According to this story in Adweek, you get rid of client committees and don't test the idea with focus groups.

But the change in process isn't what created the great idea for P&G, it just made it easier. There's only one thing that made Isaiah Mustafa famous and increased sales of Old Spice: talent.

A talented planner uncovered and articulated a salient insight. A talented writer and art director envisioned the character and his environment. A talented creative director recognized this as the winner among all those he was presented. A talented account team made the client feel comfortable enough to move forward with an original idea. A talented producer found the talented director and they were able to see the project through to fruition.

If you remove committees and research and put your advertising in the hands of hacks and you get the Groupon Superbowl campaign.

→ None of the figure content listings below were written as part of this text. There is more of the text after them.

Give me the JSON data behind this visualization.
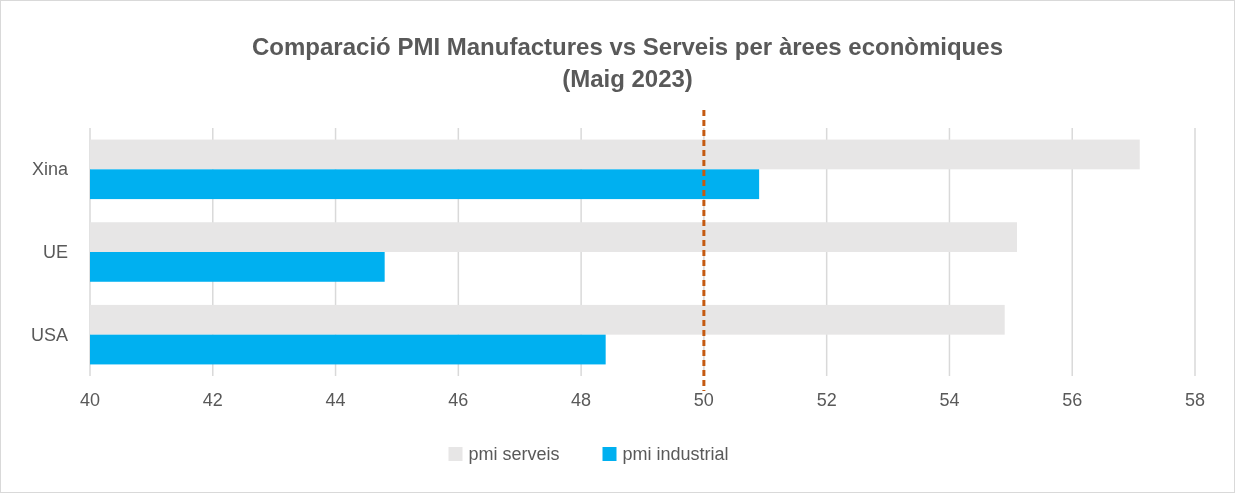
{
  "chart_data": {
    "type": "bar",
    "orientation": "horizontal",
    "title": "Comparació PMI Manufactures vs Serveis per àrees econòmiques (Maig 2023)",
    "categories": [
      "Xina",
      "UE",
      "USA"
    ],
    "series": [
      {
        "name": "pmi serveis",
        "color": "#e7e6e6",
        "values": [
          57.1,
          55.1,
          54.9
        ]
      },
      {
        "name": "pmi industrial",
        "color": "#00b0f0",
        "values": [
          50.9,
          44.8,
          48.4
        ]
      }
    ],
    "xlim": [
      40,
      58
    ],
    "xticks": [
      40,
      42,
      44,
      46,
      48,
      50,
      52,
      54,
      56,
      58
    ],
    "grid": "x",
    "legend": "bottom",
    "ref_lines": [
      {
        "axis": "x",
        "value": 50,
        "color": "#c55a11",
        "line_style": "dashed"
      }
    ]
  }
}
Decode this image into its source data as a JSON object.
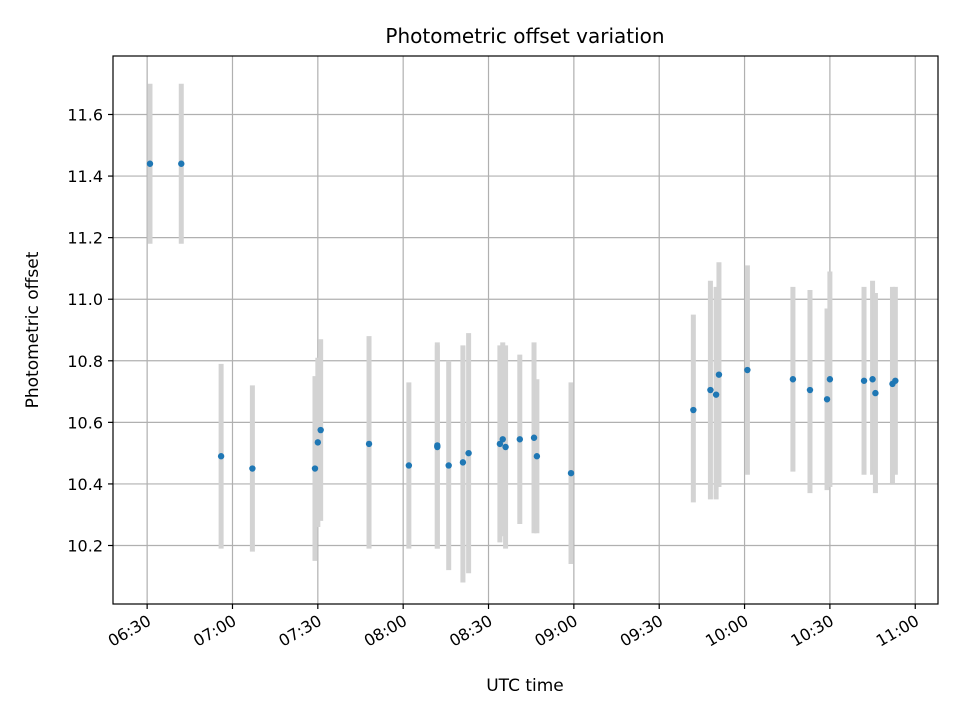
{
  "chart_data": {
    "type": "scatter",
    "title": "Photometric offset variation",
    "xlabel": "UTC time",
    "ylabel": "Photometric offset",
    "x_tick_labels": [
      "06:30",
      "07:00",
      "07:30",
      "08:00",
      "08:30",
      "09:00",
      "09:30",
      "10:00",
      "10:30",
      "11:00"
    ],
    "x_ticks": [
      "06:30",
      "07:00",
      "07:30",
      "08:00",
      "08:30",
      "09:00",
      "09:30",
      "10:00",
      "10:30",
      "11:00"
    ],
    "xlim": [
      "06:18",
      "11:08"
    ],
    "y_ticks": [
      10.2,
      10.4,
      10.6,
      10.8,
      11.0,
      11.2,
      11.4,
      11.6
    ],
    "y_tick_labels": [
      "10.2",
      "10.4",
      "10.6",
      "10.8",
      "11.0",
      "11.2",
      "11.4",
      "11.6"
    ],
    "ylim": [
      10.01,
      11.79
    ],
    "grid": true,
    "legend": "none",
    "point_color": "#1f77b4",
    "errorbar_color": "#d3d3d3",
    "series": [
      {
        "points": [
          {
            "t": "06:31",
            "y": 11.44,
            "lo": 11.18,
            "hi": 11.7
          },
          {
            "t": "06:42",
            "y": 11.44,
            "lo": 11.18,
            "hi": 11.7
          },
          {
            "t": "06:56",
            "y": 10.49,
            "lo": 10.19,
            "hi": 10.79
          },
          {
            "t": "07:07",
            "y": 10.45,
            "lo": 10.18,
            "hi": 10.72
          },
          {
            "t": "07:29",
            "y": 10.45,
            "lo": 10.15,
            "hi": 10.75
          },
          {
            "t": "07:30",
            "y": 10.535,
            "lo": 10.26,
            "hi": 10.81
          },
          {
            "t": "07:31",
            "y": 10.575,
            "lo": 10.28,
            "hi": 10.87
          },
          {
            "t": "07:48",
            "y": 10.53,
            "lo": 10.19,
            "hi": 10.88
          },
          {
            "t": "08:02",
            "y": 10.46,
            "lo": 10.19,
            "hi": 10.73
          },
          {
            "t": "08:12",
            "y": 10.525,
            "lo": 10.19,
            "hi": 10.86
          },
          {
            "t": "08:12",
            "y": 10.52,
            "lo": 10.19,
            "hi": 10.85
          },
          {
            "t": "08:16",
            "y": 10.46,
            "lo": 10.12,
            "hi": 10.8
          },
          {
            "t": "08:21",
            "y": 10.47,
            "lo": 10.08,
            "hi": 10.85
          },
          {
            "t": "08:23",
            "y": 10.5,
            "lo": 10.11,
            "hi": 10.89
          },
          {
            "t": "08:34",
            "y": 10.53,
            "lo": 10.21,
            "hi": 10.85
          },
          {
            "t": "08:35",
            "y": 10.545,
            "lo": 10.23,
            "hi": 10.86
          },
          {
            "t": "08:36",
            "y": 10.52,
            "lo": 10.19,
            "hi": 10.85
          },
          {
            "t": "08:41",
            "y": 10.545,
            "lo": 10.27,
            "hi": 10.82
          },
          {
            "t": "08:46",
            "y": 10.55,
            "lo": 10.24,
            "hi": 10.86
          },
          {
            "t": "08:47",
            "y": 10.49,
            "lo": 10.24,
            "hi": 10.74
          },
          {
            "t": "08:59",
            "y": 10.435,
            "lo": 10.14,
            "hi": 10.73
          },
          {
            "t": "09:42",
            "y": 10.64,
            "lo": 10.34,
            "hi": 10.95
          },
          {
            "t": "09:48",
            "y": 10.705,
            "lo": 10.35,
            "hi": 11.06
          },
          {
            "t": "09:50",
            "y": 10.69,
            "lo": 10.35,
            "hi": 11.04
          },
          {
            "t": "09:51",
            "y": 10.755,
            "lo": 10.39,
            "hi": 11.12
          },
          {
            "t": "10:01",
            "y": 10.77,
            "lo": 10.43,
            "hi": 11.11
          },
          {
            "t": "10:17",
            "y": 10.74,
            "lo": 10.44,
            "hi": 11.04
          },
          {
            "t": "10:23",
            "y": 10.705,
            "lo": 10.37,
            "hi": 11.03
          },
          {
            "t": "10:29",
            "y": 10.675,
            "lo": 10.38,
            "hi": 10.97
          },
          {
            "t": "10:30",
            "y": 10.74,
            "lo": 10.39,
            "hi": 11.09
          },
          {
            "t": "10:42",
            "y": 10.735,
            "lo": 10.43,
            "hi": 11.04
          },
          {
            "t": "10:45",
            "y": 10.74,
            "lo": 10.43,
            "hi": 11.06
          },
          {
            "t": "10:46",
            "y": 10.695,
            "lo": 10.37,
            "hi": 11.02
          },
          {
            "t": "10:52",
            "y": 10.725,
            "lo": 10.4,
            "hi": 11.04
          },
          {
            "t": "10:53",
            "y": 10.735,
            "lo": 10.43,
            "hi": 11.04
          }
        ]
      }
    ]
  }
}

I've never been a big fan of focus groups. I've seen them water down great ideas because they seem original and different (the two most important criteria for any new advertising campaign or product). Not having them, however, doesn't guarantee a breakthrough campaign.

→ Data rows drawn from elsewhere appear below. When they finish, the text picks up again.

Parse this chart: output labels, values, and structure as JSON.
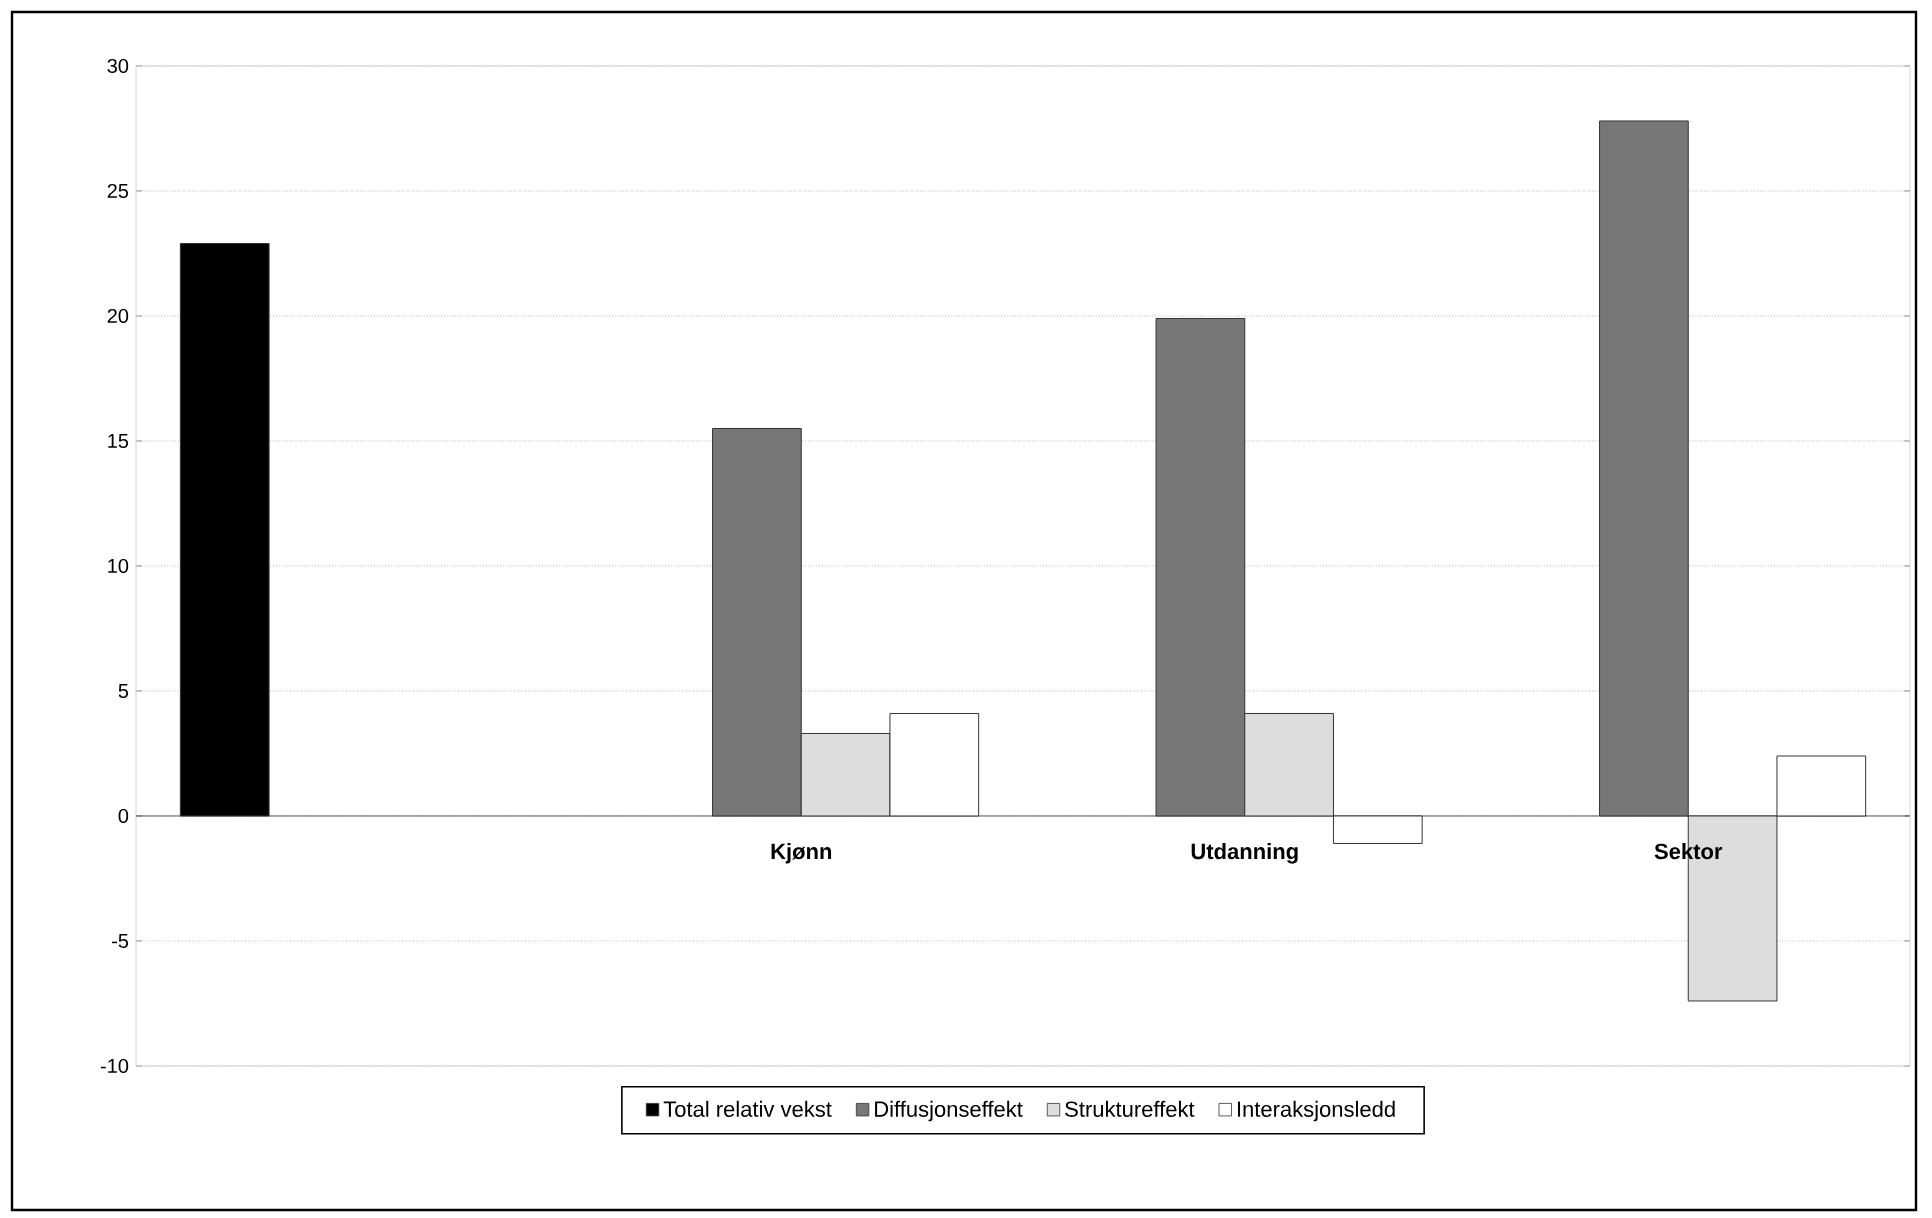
{
  "chart_data": {
    "type": "bar",
    "categories": [
      null,
      "Kjønn",
      "Utdanning",
      "Sektor"
    ],
    "series": [
      {
        "name": "Total relativ vekst",
        "color": "#000000",
        "values": [
          22.9,
          null,
          null,
          null
        ]
      },
      {
        "name": "Diffusjonseffekt",
        "color": "#777777",
        "values": [
          null,
          15.5,
          19.9,
          27.8
        ]
      },
      {
        "name": "Struktureffekt",
        "color": "#dddddd",
        "values": [
          null,
          3.3,
          4.1,
          -7.4
        ]
      },
      {
        "name": "Interaksjonsledd",
        "color": "#ffffff",
        "values": [
          null,
          4.1,
          -1.1,
          2.4
        ]
      }
    ],
    "ylim": [
      -10,
      30
    ],
    "yticks": [
      -10,
      -5,
      0,
      5,
      10,
      15,
      20,
      25,
      30
    ],
    "grid": "y",
    "legend": "bottom"
  }
}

Great talent can overcome a flawed process. But a perfect process will never replace superior talent.

Monday, June 27, 2011

Kia continues to surprise

I don't know which is worse: the Brazilian agency that created this ad, the client that approved it, or the jury  that awarded it a Silver Lion at the Cannes Advertising Festival?

Even if it were possible to ignore the overall creep factor, as concepts go, this one's pretty thin.

Kia now offers dual climate control, so one side of the ad is cool and the other is hot. Get it?

I know the point of advertising is to get attention. But if everyone hates what they see once you get their attention, how does that help sell cars?

It seems the folks at Kia Motors America agree, issuing this statement disassociating the North American company from their brethren to the South.

Ah advertising. Such a noble profession.